小结:
pandas库的参数变了不少,一定要先去官网升级到最新版的pandas,然后下载一个详细RN用于查询。
- 透视表pivot_table
- 交叉表 crosstab
1. 透视表pivot_table
根据一个键或多个键做数据聚合,默认类型是:根据键值/键值对,计算分组平均数
常规引入相关库
import pandas as pd
import numpy as np
from pandas import DataFrame,Series
注意pivot_table 可以在DadaFrame或pandas中调用,以下是在DadaFrame中调用。
# 读取数据并确定是DataFrame格式
In [10]: tips = pd.read_csv('ch08/tips.csv')

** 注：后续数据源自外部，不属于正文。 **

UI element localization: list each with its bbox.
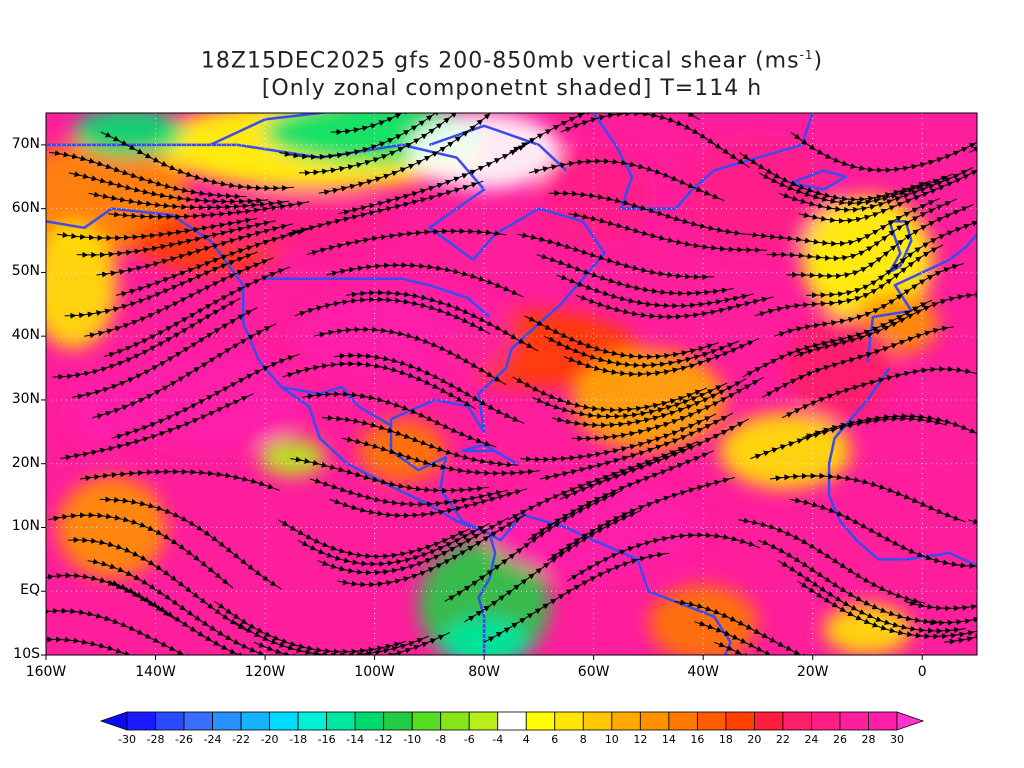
colorbar-label: 16	[690, 733, 705, 746]
shading-region	[193, 195, 392, 247]
lat-label: EQ	[20, 582, 40, 599]
colorbar-label: -6	[463, 733, 475, 746]
lat-label: 40N	[11, 327, 40, 344]
streamline	[277, 519, 471, 560]
streamline	[524, 315, 719, 360]
map-title-line2: [Only zonal componetnt shaded] T=114 h	[261, 76, 763, 101]
streamlines	[46, 113, 977, 655]
colorbar-label: -18	[289, 733, 308, 746]
lat-label: 20N	[11, 454, 40, 471]
map-frame	[45, 112, 978, 656]
streamline	[330, 113, 418, 136]
streamline	[674, 599, 825, 655]
colorbar-label: 24	[804, 733, 819, 746]
map-title-line1: 18Z15DEC2025 gfs 200-850mb vertical shea…	[200, 48, 824, 74]
lat-label: 30N	[11, 390, 40, 407]
shading-region	[73, 113, 183, 158]
lon-label: 160W	[25, 664, 67, 680]
colorbar-label: 20	[747, 733, 762, 746]
colorbar-label: 26	[832, 733, 847, 746]
axis-ticks	[41, 144, 923, 660]
shading-region	[823, 603, 912, 655]
streamline	[279, 113, 448, 160]
streamline	[509, 113, 701, 153]
colorbar-label: 28	[861, 733, 876, 746]
colorbar-label: -8	[435, 733, 447, 746]
lat-label: 60N	[11, 199, 40, 216]
lon-label: 100W	[354, 664, 395, 680]
colorbar-label: -10	[403, 733, 422, 746]
colorbar-label: 22	[775, 733, 790, 746]
lon-label: 40W	[687, 664, 719, 680]
shading-region	[358, 419, 446, 483]
colorbar-label: 6	[551, 733, 559, 746]
streamline	[290, 456, 489, 494]
colorbar-label: -26	[175, 733, 194, 746]
lon-label: 80W	[468, 664, 500, 680]
lon-label: 20W	[796, 664, 829, 680]
colorbar-label: -22	[232, 733, 251, 746]
lon-label: 60W	[577, 664, 610, 680]
colorbar-label: 8	[579, 733, 587, 746]
streamline	[790, 131, 977, 174]
shading-region	[46, 221, 118, 349]
colorbar-label: -4	[492, 733, 504, 746]
streamline	[769, 472, 966, 523]
colorbar-label: 30	[890, 733, 904, 746]
streamline	[99, 496, 282, 590]
shading-region	[259, 438, 326, 477]
shading-region	[785, 317, 895, 420]
streamline	[100, 131, 294, 192]
streamline	[56, 217, 258, 241]
lat-label: 50N	[11, 263, 40, 280]
colorbar-label: -30	[118, 733, 136, 746]
lat-label: 10S	[13, 646, 40, 662]
streamline	[326, 262, 524, 298]
colorbar-label: 4	[522, 733, 530, 746]
lon-label: 0	[917, 664, 927, 680]
streamline	[739, 152, 931, 203]
colorbar-label: 10	[604, 733, 619, 746]
lon-label: 120W	[244, 664, 286, 680]
lat-label: 10N	[11, 518, 40, 535]
colorbar-label: -16	[317, 733, 336, 746]
colorbar-label: -20	[260, 733, 279, 746]
streamline	[79, 468, 280, 491]
lon-label: 140W	[135, 664, 176, 680]
colorbar-label: -24	[203, 733, 222, 746]
colorbar-label: 12	[633, 733, 648, 746]
streamline	[512, 376, 707, 414]
colorbar-label: 14	[661, 733, 676, 746]
shading-region	[571, 348, 726, 451]
streamline	[560, 113, 750, 168]
colorbar-label: -28	[146, 733, 165, 746]
colorbar-label: -12	[374, 733, 393, 746]
lat-label: 70N	[11, 135, 40, 152]
colorbar-label: -14	[346, 733, 365, 746]
streamline	[516, 232, 715, 281]
colorbar-label: 18	[718, 733, 733, 746]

In [11]: tips['tip_pct'] = tips['tip'] / tips['total_bill']
In [12]: tips[:10]
Out[12]:
total_bill tip sex smoker day time size tip_pct
0 16.99 1.01 Female No Sun Dinner 2 0.059447
1 10.34 1.66 Male No Sun Dinner 3 0.160542
2 21.01 3.50 Male No Sun Dinner 3 0.166587
3 23.68 3.31 Male No Sun Dinner 2 0.139780
4 24.59 3.61 Female No Sun Dinner 4 0.146808
5 25.29 4.71 Male No Sun Dinner 4 0.186240
6 8.77 2.00 Male No Sun Dinner 2 0.228050
7 26.88 3.12 Male No Sun Dinner 4 0.116071
8 15.04 1.96 Male No Sun Dinner 2 0.130319
9 14.78 3.23 Male No Sun Dinner 2 0.218539
In [5]: type(tips)
Out[5]: pandas.core.frame.DataFrame
# 普通透视表,设定index
In [6]: tips.pivot_table(index=['sex','smoker'])
Out[6]:
size tip tip_pct total_bill
sex smoker
Female No 2.592593 2.773519 0.156921 18.105185
Yes 2.242424 2.931515 0.182150 17.977879
Male No 2.711340 3.113402 0.160669 19.791237
Yes 2.500000 3.051167 0.152771 22.284500
# 多层透视表, margins 作用是多加一个ALL列,不考虑分组级别中的差异
In [9]: tips.pivot_table( ['tip_pct','size'], index = ['sex','day'],
...: columns ='smoker')
...:
...:
Out[9]:
size tip_pct
smoker No Yes No Yes
sex day
Female Fri 2.500000 2.000000 0.165296 0.209129
Sat 2.307692 2.200000 0.147993 0.163817
Sun 3.071429 2.500000 0.165710 0.237075
Thur 2.480000 2.428571 0.155971 0.163073
Male Fri 2.000000 2.125000 0.138005 0.144730
Sat 2.656250 2.629630 0.162132 0.139067
Sun 2.883721 2.600000 0.158291 0.173964
Thur 2.500000 2.300000 0.165706 0.164417
In [10]:
In [10]: tips.pivot_table( ['tip_pct','size'], index = ['sex','day'],
...: columns ='smoker', margins = True)
...:
...:
...:
Out[10]:
size tip_pct
smoker No Yes All No Yes All
sex day
Female Fri 2.500000 2.000000 2.111111 0.165296 0.209129 0.199388
Sat 2.307692 2.200000 2.250000 0.147993 0.163817 0.156470
Sun 3.071429 2.500000 2.944444 0.165710 0.237075 0.181569
Thur 2.480000 2.428571 2.468750 0.155971 0.163073 0.157525
Male Fri 2.000000 2.125000 2.100000 0.138005 0.144730 0.143385
Sat 2.656250 2.629630 2.644068 0.162132 0.139067 0.151577
Sun 2.883721 2.600000 2.810345 0.158291 0.173964 0.162344
Thur 2.500000 2.300000 2.433333 0.165706 0.164417 0.165276
All 2.668874 2.408602 2.569672 0.159328 0.163196 0.160803
# 一个对比例子, 普通透视表,margins 参数, fill_value填充空值,aggfunc使用其他函数(还能用lambda或自定义函数)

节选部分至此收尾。